I shan’t forgit the night
When I dropped be’ind the fight
With a bullet where my belt-plate should ’a’ been.
I was chokin’ mad with thirst,
An’ the man that spied me first
Was our good old grinnin’, gruntin’ Gunga Din.
’E lifted up my ’ead,
An’ he plugged me where I bled,
An’ ’e guv me ’arf-a-pint o’ water green.
It was crawlin’ and it stunk,
But of all the drinks I’ve drunk,
I’m gratefullest to one from Gunga Din.
It was 'Din! Din! Din!
‘’Ere’s a beggar with a bullet through ’is spleen;
‘’E's chawin’ up the ground,
‘An’ ’e’s kickin’ all around:
‘For Gawd’s sake git the water, Gunga Din!’
 
’E carried me away
To where a dooli lay,
An’ a bullet come an’ drilled the beggar clean.
’E put me safe inside,
An’ just before ’e died,
'I ’ope you liked your drink,’ sez Gunga Din.
So I’ll meet ’im later on
At the place where ’e is gone—
Where it’s always double drill and no canteen.
’E’ll be squattin’ on the coals
Givin’ drink to poor damned souls,
An’ I’ll get a swig in hell from Gunga Din!
Yes, Din! Din! Din!
You Lazarushian-leather Gunga Din!
Though I’ve belted you and flayed you,
By the livin’ Gawd that made you,
You’re a better man than I am, Gunga Din!
 
Gunga Din is one of the ballads written by Rudyard Kipling who was born in Bombay, but was a journalist, a writer and a British man. A master of Hindustani pidgin-English his case was one of Derozio, but differently withstood even though he was loyal to imperialism and adhered allegiances to. Here the scenery is one of the Sepoy Mutiny time or some battle fought and the aftermath of it as because the poem dates back to 1890 and it was included in Barrack Room Ballads. Definitely there were some ordinary Indians enlisted into the British Army whom Kipling extols it, whose loyalty, dutifulness and simple mentality laced with awkward humanly behavior, local spirit, nativity, hearty bonding, sympathy and love he appreciates and admires them herein.

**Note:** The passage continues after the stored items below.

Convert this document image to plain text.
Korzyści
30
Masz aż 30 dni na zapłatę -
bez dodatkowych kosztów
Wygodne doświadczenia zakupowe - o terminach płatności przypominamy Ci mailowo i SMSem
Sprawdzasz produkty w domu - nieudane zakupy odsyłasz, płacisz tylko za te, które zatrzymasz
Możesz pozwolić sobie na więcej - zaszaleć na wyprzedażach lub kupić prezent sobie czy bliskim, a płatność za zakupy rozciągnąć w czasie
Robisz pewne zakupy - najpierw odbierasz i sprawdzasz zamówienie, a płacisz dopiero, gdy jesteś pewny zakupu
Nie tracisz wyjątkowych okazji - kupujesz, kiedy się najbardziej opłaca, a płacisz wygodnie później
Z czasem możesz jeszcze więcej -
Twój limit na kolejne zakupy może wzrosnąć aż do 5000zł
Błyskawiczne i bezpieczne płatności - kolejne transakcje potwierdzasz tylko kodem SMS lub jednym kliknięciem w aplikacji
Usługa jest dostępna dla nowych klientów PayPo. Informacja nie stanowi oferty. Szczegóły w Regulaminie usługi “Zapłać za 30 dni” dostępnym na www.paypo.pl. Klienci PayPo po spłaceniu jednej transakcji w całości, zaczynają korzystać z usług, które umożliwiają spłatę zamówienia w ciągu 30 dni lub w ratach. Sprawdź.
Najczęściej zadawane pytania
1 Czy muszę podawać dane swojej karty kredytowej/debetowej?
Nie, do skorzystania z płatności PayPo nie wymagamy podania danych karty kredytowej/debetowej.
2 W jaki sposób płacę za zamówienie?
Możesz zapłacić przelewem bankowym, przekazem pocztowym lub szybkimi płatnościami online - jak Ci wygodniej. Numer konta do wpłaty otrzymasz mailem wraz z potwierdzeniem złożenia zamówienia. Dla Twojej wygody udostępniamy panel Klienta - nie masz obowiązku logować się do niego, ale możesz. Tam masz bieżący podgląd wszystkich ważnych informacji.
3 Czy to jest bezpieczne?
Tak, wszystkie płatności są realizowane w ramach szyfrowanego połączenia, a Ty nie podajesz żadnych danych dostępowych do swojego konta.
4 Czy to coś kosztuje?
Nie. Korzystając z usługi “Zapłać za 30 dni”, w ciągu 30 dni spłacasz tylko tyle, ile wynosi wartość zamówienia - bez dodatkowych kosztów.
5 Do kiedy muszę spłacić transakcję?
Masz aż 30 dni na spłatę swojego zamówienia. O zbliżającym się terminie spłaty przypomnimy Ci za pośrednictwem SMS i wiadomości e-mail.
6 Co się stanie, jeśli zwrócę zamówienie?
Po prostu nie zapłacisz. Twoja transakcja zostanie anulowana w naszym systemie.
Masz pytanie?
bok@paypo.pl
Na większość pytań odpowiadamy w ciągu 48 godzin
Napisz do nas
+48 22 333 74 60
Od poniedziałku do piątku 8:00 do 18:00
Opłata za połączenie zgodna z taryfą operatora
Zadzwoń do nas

Everybody is in the know of it of what it goes in the military, how their conventions and nomenclature, how their protocol and rules of mixing and so would have been they, there is no doubt in it. Even now the military life is the same, reminding us of the people in fatigue or uniform, with the rifles, rough and tough in behavior outwardly, but hearty in their laugh, healthy spirit, love of drink and brew without any whereabouts to be known to the common people as this is but the nature of the job they do, the service they render to the nation with so much obedience, order and loyalty which we cannot doubt it. Kipling has tried his best to render the same spirit by depicting the Indian character in the name of Gunga Din, extolling the job he does for; a regimental water- carrier, a bhisti he carrying water in a goatskin bag to make them drink. The language used in is but the military English, the Cockney English, the broken speech, sometimes short and contracted and mumbled and fumbled just like as if were in a song. It is no doubt a beautiful ballad of India sung by an English soldier. Even the soldier abuses him, he does not mind it, what can the Englishman make out of and what Gunga Din, God knows, whose dialect, whose humour who has the power to take into, if the one is from England while the other is from India. Is the poem a mazak, a joke between Gunga Din and Kipling?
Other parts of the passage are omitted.